Nach einer Stunde sind wir zufrieden zurück am roten Backsteinhäuschen. Wieder danke ich dem Leben. Und meiner Oma. Aus tiefstem Herzen. Ich darf hier lernen, zu sein, was ich bin. Und es auch leben. Die Hunde kriegen Treats. Minka und Sam liegen puschelig, verfilzt und selig im Flursessel. War wohl eine spannende Nacht. Futterschüsseln alle leer.

Ich setze mich an den Laptop und logge mich in der Plattform ein. Dass auch Astrologen, Kartenlegerinnen und Medien hier ihr Wesen und Unwesen treiben, ist mir egal, inzwischen. Ich muss mir meinen Ruf ohnehin erarbeiten: jedes Profil erhält Bewertungen. Tierkommunikation ist seit einem Jahr dabei, somit ich auch. Sie behalten zwar 50% meines Bruttos. Aber es ist eine gute Einnahmequelle, für die ich nichts weiter tun muss, als mit anrufenden Menschen zu sprechen. Wie viele Katzen ich schon aufgespürt habe – ich weiß es nicht mehr.

Im ersten Kapitel meines neuen Buches: In Bildern hören lernen – die Weisheit der Tiere, Arbeitstitel bisher, holt mich das Telefon aus dem Schreibfluss. Nicht die Plattform. Fremde Nummer. Aber aus der Gegend.

„Hoinka?“

„Guten Tag, Frau Hoinka! Ach, bin ich froh, dass ich Sie erreiche. Mein Name ist von Stettendorf“, sagt eine freundliche, atemlose Frauenstimme. „Wir sind ein Friesengestüt. Seit zwei Wochen haben wir eine vielversprechende Stute aus Belgien. Leider ist sie nicht zu händeln. Aggressiv gegen Menschen und Herde. Wir wissen nicht, was wir tun sollen. Sie frisst auch kaum. Der Tierarzt ist ratlos. ,Erlösen’ steht im Raum. Das will ich aber nicht. Sie wurden mir als Geheimtipp genannt. Können Sie bitte heute kommen?“

 

 

Ruhig sitze ich vor dem Korral, in dem die bebende schwarze Schönheit steht, sammle meine Aufmerksamkeit in Herz und Bauch. Noch bevor ich „Möchtest du mir etwas mitteilen? Ich sehe, fühle und empfange dich“ senden kann, trifft mich ihr Zustand wie ein Hammer. Einen derart hohen Stresslevel habe ich noch nie bei einem Tier erlebt. Ihre Aura – wie ein Bündel Blitze kurz vor der Entladung. Ich verstehe, dass sie aggressiv ist. Einen Menschen in diesem Zustand brächte man in eine psychiatrische Ambulanz. Bilder und Informationen fluten in panisch-chaotischer Abfolge meine Wahrnehmung. Ihr Baby. Sie hatte ein Fohlen. Es sollte getötet werden. Wegen eines „Fehlers“, welchen, bekomme ich nicht genau. Sehe eine schiefe weiße Blesse auf der Stirne, einen weißen Huf. Sie wurden getrennt. Dann

wird mir eine Art Zwischenstation von ihr gezeigt. Und der Transport hierher. Sie ist außer sich vor Sorge. Es fühlt sich tatsächlich an wie verrückt werden. Eindeutig – solange das mit dem Fohlen nicht geklärt ist, wird sie sich nicht beruhigen. Ihr körperlicher Zustand ist schlecht. Extreme Entzündungswerte. Ich verspreche ihr, mich zu kümmern.
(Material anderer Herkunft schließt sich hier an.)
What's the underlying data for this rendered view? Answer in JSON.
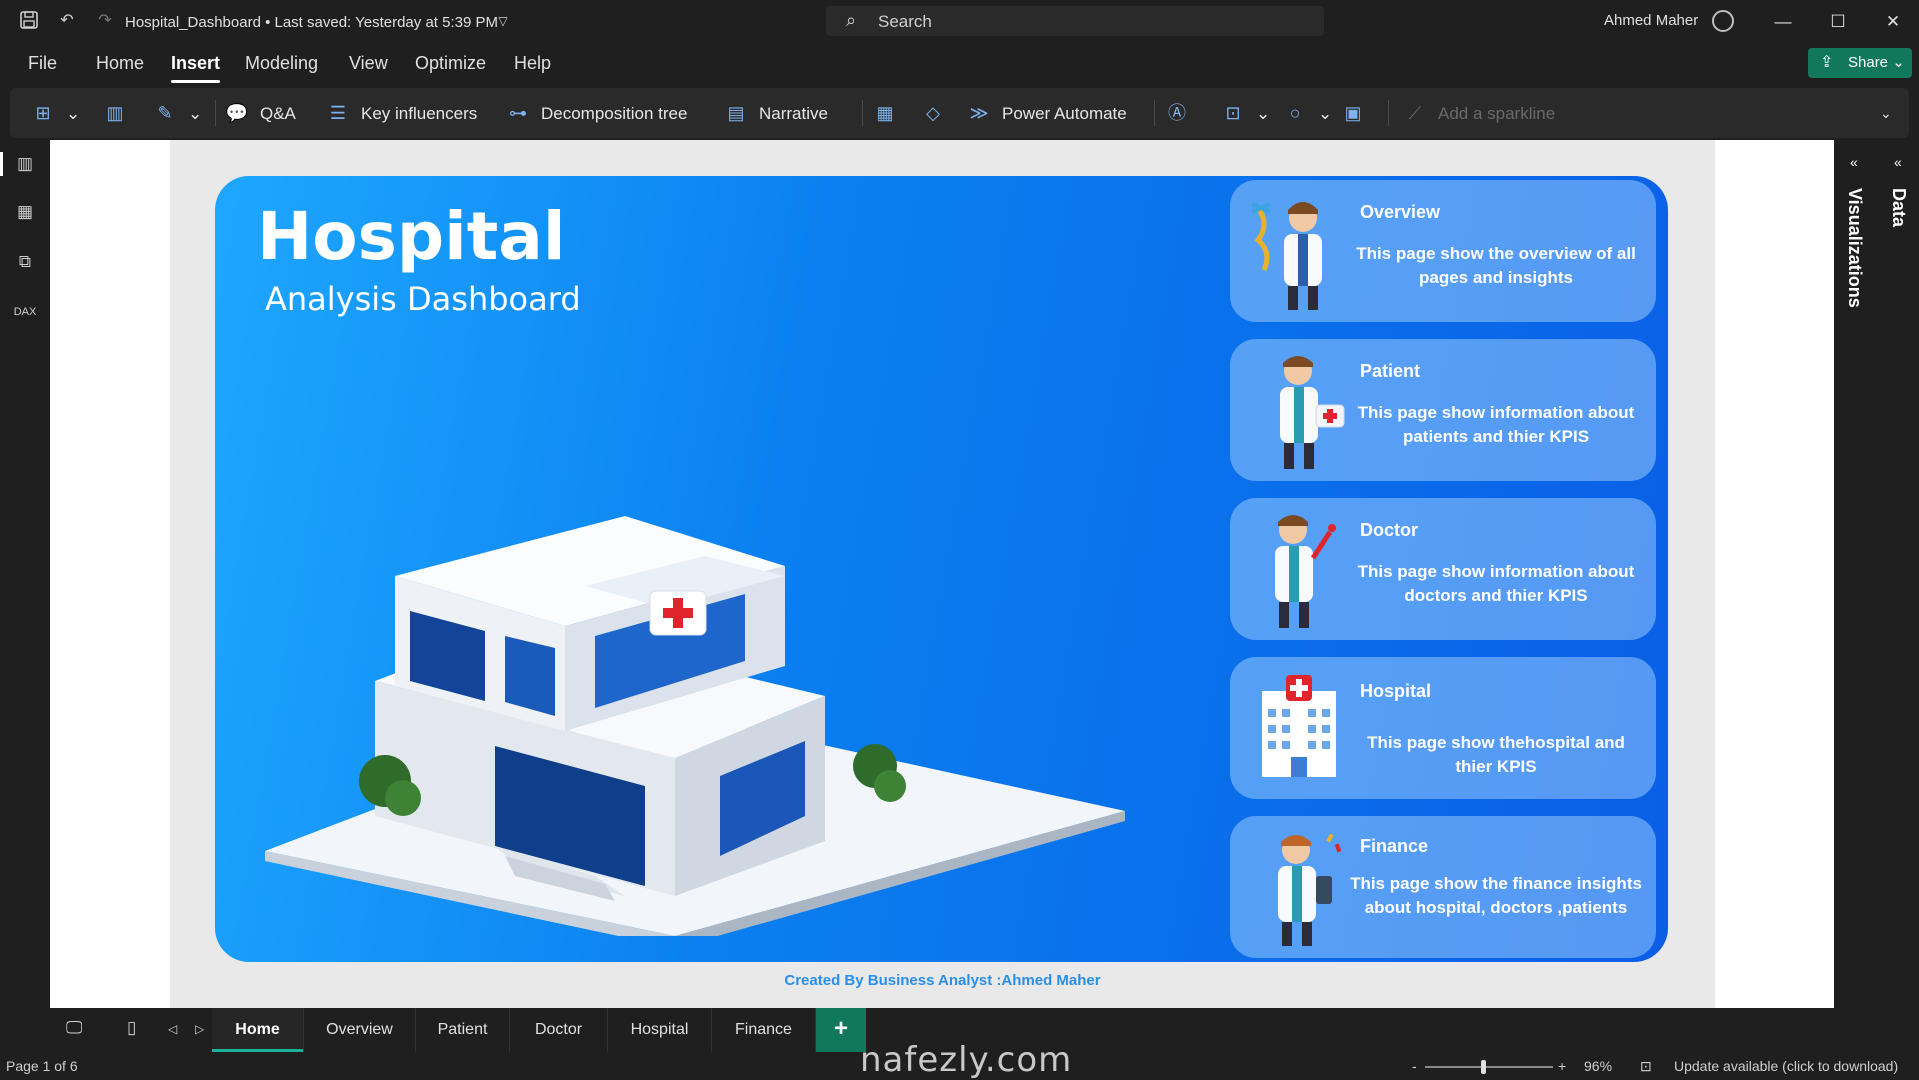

Als ich Frau von Stettendorf davon erzähle, wird sie blass. „Das mit den Entzündungswerten stimmt. Wir finden die Ursache nicht, bisher. Auch, dass wir sie von einem Zwischenhändler in Aachen bekommen haben. Ursprünglich stammt sie aus Belgien. Ich glaube Ihnen. Ich setze mich sofort ans Telefon. Melde mich!“

 

 

Eine ausgedehnte Nachmittagsrunde mit den Hunden hilft mir, zu mir zu kommen. Im Wald kann ich tief atmen. Natur urteilt nicht. Sie ist damit beschäftigt, sie selbst zu sein und erlaubt mir so dasselbe. Wieder spüre ich klar, warum ich keine Workshops mehr mit Menschen machen möchte. Bücher, gut. Die Plattform. Aufträge wie dieser, immerhin 1.000 Euro. Dass ich mich inzwischen zu 70% aus meinem Garten ernähren kann, ist ein Segen. Es ist knapp manchmal, ja. Und was ich bin und tue, suspekt. Für viele. Aber es ist meins.

Zuhause ist es friedlich. Die Katzen sind auswärts, Kiki und Miki erneut selig verknäult. Als ich Alejandros Käfig öffne, klingelt das Telefon.

Frau von Stettendorf, sehr aufgeregt: „Frau Hoinka! Sie hatten Recht! Es gab, oder gibt wahrscheinlich immer noch ein Fohlen. Ihre Beschreibung könnte passen. Ein mitleidiger Bauer in Belgien hat es wohl im letzten Moment ersteigert. Mein Mann ist bereits losgefahren. Bitte, bitte drücken Sie uns die Daumen! Wenn das klappt, verdopple ich Ihr Salär. Ich bin Ihnen so, so dankbar. Halte Sie auf dem Laufenden. Wiederhören!“

 

In der Abendsonne sitze ich vor dem Häuschen, Hunde neben mir, Friedrich im Bustier, mit Riesenkarotten aus den Hochbeeten in der Hand fürs Essen. Blüten und Kräuter duften um die Wette.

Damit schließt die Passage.